Uma candidatura demasiado longa, genérica ou cheia de floreados pode dificultar essa leitura. A primeira preocupação deve ser a clareza: explicar a solução em linguagem simples, mostrar o problema operacional e ligar os dois sem rodeios.
A tecnologia pode ser complexa. A explicação não tem de ser.
Uma solução que já funciona no mercado civil não entra automaticamente no contexto da defesa. É preciso fazer a tradução.
O desafio não é apenas dizer que a tecnologia existe. É explicar por que razão ela pode fazer diferença num cenário onde as condições são mais exigentes, os riscos são maiores e a adoção depende de confiança.
Um elevado nível de maturidade tecnológica ajuda, mas não substitui uma estratégia clara.
A candidatura deve mostrar o potencial da solução, mas também a visão da empresa, o modelo de negócio, o caminho de adoção e a capacidade da equipa para executar. A forma como a empresa conta a sua história, define prioridades e toma decisões pode ter um peso decisivo na avaliação.
No fundo, o júri não olha apenas para o produto. Olha para a empresa que está por trás dele.
Uma boa candidatura não deve fingir que está tudo resolvido.
Pelo contrário, deve mostrar maturidade para reconhecer o que ainda falta testar, validar ou adaptar. O programa existe precisamente para apoiar esse processo, através de mentoria, acesso a centros de teste e contacto com necessidades operacionais reais.
Ser ambicioso é importante. Ser honesto sobre o ponto de partida também.
O NATO DIANA não deve ser apresentado como uma oportunidade para obter fundos e fazer testes.
O foco deve estar no valor mútuo: o que a startup pode aprender, o que pode validar e, sobretudo, que impacto a sua tecnologia pode ter nas necessidades da Aliança.
O financiamento é uma ferramenta. Não é a razão principal da candidatura.
O programa exige disponibilidade, foco e envolvimento direto da equipa.
Durante a sessão, ficou claro que a participação no NATO DIANA deve ser encarada como um trabalho a tempo inteiro, não como uma atividade paralela. A equipa tem de estar preparada para responder a pedidos, participar em momentos-chave, adaptar a proposta e aproveitar as oportunidades criadas pelo acelerador.
Subestimar essa exigência pode comprometer a experiência.
A candidatura ganha força quando é apoiada por evidências.
Autorizações operacionais já obtidas, testes realizados, resultados em contexto civil, anos de resiliência da equipa, contactos com stakeholders e validações externas ajudam a demonstrar que a solução não existe apenas no papel.
Mesmo quando a aplicação inicial vem do mercado civil, esses sinais podem mostrar capacidade de execução, aprendizagem e adaptação.
A entrada no setor da defesa exige paciência e planeamento.
Os ciclos de procurement podem ser longos e difíceis de prever. Por isso, uma candidatura forte deve apresentar um roadmap claro, documentado e realista, com cenários alternativos bem pensados.

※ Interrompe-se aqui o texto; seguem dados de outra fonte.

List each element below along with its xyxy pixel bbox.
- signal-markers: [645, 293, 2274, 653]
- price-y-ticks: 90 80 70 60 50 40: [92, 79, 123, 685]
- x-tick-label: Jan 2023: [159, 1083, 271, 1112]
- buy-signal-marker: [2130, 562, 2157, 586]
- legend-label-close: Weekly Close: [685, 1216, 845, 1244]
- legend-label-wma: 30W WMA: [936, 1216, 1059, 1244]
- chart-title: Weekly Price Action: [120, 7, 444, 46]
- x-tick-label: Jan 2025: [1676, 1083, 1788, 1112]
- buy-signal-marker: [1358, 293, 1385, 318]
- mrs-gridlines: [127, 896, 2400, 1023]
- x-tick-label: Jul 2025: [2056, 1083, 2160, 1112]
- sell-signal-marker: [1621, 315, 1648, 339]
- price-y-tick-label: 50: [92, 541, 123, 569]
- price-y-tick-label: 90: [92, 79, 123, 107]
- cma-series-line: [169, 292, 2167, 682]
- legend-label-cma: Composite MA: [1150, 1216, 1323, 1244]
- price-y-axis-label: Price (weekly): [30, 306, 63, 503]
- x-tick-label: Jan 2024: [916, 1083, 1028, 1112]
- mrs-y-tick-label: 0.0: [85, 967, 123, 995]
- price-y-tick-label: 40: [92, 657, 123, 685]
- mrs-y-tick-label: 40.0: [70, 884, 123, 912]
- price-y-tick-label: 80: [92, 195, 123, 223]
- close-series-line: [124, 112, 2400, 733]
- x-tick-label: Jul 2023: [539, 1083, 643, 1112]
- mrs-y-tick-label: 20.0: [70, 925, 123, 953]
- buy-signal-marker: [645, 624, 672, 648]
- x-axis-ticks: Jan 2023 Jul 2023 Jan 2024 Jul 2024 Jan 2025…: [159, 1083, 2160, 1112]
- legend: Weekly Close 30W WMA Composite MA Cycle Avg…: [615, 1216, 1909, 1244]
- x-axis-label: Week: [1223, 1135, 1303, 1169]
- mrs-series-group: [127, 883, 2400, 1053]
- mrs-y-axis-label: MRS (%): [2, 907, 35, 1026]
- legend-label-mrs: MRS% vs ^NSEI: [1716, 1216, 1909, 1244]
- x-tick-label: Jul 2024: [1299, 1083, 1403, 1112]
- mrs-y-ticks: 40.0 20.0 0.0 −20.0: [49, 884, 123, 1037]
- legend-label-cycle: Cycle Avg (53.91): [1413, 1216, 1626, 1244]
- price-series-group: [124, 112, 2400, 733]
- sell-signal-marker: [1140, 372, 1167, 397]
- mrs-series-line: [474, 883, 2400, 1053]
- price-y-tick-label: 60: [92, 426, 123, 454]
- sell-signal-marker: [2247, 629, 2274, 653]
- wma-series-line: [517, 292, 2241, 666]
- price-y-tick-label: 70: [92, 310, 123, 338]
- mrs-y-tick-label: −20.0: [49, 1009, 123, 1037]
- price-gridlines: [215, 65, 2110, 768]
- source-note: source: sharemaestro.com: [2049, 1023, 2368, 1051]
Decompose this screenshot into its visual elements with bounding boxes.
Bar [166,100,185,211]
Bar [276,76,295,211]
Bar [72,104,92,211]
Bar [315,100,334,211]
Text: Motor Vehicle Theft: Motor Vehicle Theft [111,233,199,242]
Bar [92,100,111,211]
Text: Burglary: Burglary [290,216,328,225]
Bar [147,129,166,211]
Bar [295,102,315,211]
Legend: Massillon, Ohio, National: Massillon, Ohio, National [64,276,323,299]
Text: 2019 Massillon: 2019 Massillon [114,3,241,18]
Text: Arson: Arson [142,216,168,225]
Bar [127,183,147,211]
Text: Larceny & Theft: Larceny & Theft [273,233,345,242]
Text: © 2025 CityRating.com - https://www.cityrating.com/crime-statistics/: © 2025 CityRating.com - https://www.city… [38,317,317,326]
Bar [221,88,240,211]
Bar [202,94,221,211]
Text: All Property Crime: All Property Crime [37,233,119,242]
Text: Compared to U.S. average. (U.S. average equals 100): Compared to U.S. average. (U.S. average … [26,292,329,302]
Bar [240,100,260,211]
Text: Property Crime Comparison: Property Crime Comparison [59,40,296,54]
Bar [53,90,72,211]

Mais do que uma estratégia rígida, importa mostrar que a equipa sabe antecipar riscos, adaptar o caminho e continuar a construir valor ao longo do tempo.
A experiência da Connect Robotics mostra que uma candidatura forte ao NATO DIANA começa antes do formulário.
Começa na forma como a startup entende a sua própria tecnologia, traduz o seu valor para o contexto da defesa e mostra que está preparada para crescer num ambiente exigente.
Para as startups portuguesas com soluções dual-use, a mensagem é clara: não basta ter uma boa tecnologia. É preciso explicar bem, provar melhor e mostrar compromisso com o problema que se quer resolver.